Unified procedure for upgrading the MariaDB Operator Helm chart through the required progressive upgrade path. Sequential upgrades are mandatory due to CRD evolution and changes in replication and backup behaviour across versions.

Upgrade Path

0.36.0 → 0.37.1 → 0.38.1 → 25.8.4 → 25.10.4 → 26.3.0

Never Delete CRDs

Never delete CRDs during the upgrade — doing so will delete the MariaDB database pods.
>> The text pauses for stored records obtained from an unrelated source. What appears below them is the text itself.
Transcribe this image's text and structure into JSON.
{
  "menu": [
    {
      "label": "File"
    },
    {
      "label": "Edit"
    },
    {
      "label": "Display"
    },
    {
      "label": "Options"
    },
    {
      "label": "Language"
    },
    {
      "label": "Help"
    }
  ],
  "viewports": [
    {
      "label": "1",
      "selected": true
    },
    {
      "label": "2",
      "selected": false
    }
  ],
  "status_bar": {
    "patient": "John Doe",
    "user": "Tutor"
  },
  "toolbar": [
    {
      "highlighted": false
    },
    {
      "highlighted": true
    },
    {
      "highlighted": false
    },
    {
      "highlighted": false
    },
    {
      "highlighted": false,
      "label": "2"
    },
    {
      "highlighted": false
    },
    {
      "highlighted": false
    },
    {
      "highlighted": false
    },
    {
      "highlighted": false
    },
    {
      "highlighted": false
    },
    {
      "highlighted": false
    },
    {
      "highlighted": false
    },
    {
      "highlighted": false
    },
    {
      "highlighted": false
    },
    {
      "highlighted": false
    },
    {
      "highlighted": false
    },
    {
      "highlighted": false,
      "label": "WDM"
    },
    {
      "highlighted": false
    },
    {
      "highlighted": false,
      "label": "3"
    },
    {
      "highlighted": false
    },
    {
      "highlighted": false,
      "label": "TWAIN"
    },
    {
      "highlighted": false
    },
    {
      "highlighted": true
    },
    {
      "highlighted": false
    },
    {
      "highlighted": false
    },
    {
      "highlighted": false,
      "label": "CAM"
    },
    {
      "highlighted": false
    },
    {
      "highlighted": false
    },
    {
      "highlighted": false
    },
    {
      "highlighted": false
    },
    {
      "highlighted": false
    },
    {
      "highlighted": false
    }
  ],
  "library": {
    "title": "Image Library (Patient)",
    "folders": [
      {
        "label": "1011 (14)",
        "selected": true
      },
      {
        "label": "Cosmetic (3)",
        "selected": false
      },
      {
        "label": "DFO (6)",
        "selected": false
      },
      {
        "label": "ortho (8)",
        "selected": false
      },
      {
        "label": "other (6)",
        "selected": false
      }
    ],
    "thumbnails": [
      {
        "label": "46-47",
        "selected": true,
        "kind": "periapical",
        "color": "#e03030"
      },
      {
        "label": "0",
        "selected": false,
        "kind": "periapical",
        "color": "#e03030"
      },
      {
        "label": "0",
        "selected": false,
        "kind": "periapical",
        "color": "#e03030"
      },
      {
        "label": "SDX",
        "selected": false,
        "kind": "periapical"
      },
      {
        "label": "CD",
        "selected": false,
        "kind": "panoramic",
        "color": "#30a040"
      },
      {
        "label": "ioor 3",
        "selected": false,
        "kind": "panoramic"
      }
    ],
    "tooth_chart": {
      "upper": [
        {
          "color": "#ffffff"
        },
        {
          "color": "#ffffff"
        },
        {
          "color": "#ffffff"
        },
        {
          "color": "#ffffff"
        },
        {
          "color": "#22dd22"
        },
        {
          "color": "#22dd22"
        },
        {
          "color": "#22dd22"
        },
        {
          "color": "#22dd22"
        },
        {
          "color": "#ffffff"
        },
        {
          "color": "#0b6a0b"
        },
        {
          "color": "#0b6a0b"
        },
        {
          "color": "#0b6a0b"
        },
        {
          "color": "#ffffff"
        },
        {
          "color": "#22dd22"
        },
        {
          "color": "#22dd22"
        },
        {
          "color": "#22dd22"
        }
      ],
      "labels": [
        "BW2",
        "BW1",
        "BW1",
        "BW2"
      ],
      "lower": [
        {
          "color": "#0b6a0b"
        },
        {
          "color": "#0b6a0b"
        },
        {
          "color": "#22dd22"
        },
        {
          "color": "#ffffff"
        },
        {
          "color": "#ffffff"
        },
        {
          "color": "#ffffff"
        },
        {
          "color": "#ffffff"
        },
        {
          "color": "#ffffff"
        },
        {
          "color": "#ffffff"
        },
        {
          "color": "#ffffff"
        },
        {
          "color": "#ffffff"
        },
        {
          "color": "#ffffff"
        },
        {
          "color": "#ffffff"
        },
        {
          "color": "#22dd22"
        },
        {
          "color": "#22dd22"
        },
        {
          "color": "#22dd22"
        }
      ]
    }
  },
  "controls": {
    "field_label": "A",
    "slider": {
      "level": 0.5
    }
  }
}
Uninstalling the operator Helm release alone does not cause DB downtime.


Prerequisites

Check current installed versions

helm list -A | grep mariadb
helm status mariadb-operator -n mariadb-system
helm status mariadb-operator-crds -n mariadb-system

Update Helm repo and list available chart versions

helm repo update mariadb-operator
helm search repo mariadb-operator/mariadb-operator --versions | head -20

Pre-Upgrade Checks

Repeat Before Every Step

Run these checks before every upgrade step in the path.

1. Retrieve MariaDB root password

export MARIADB_ROOT_PASSWORD=$(kubectl get secret mariadb -n openstack \
  -o jsonpath='{.data.root-password}' | base64 -d)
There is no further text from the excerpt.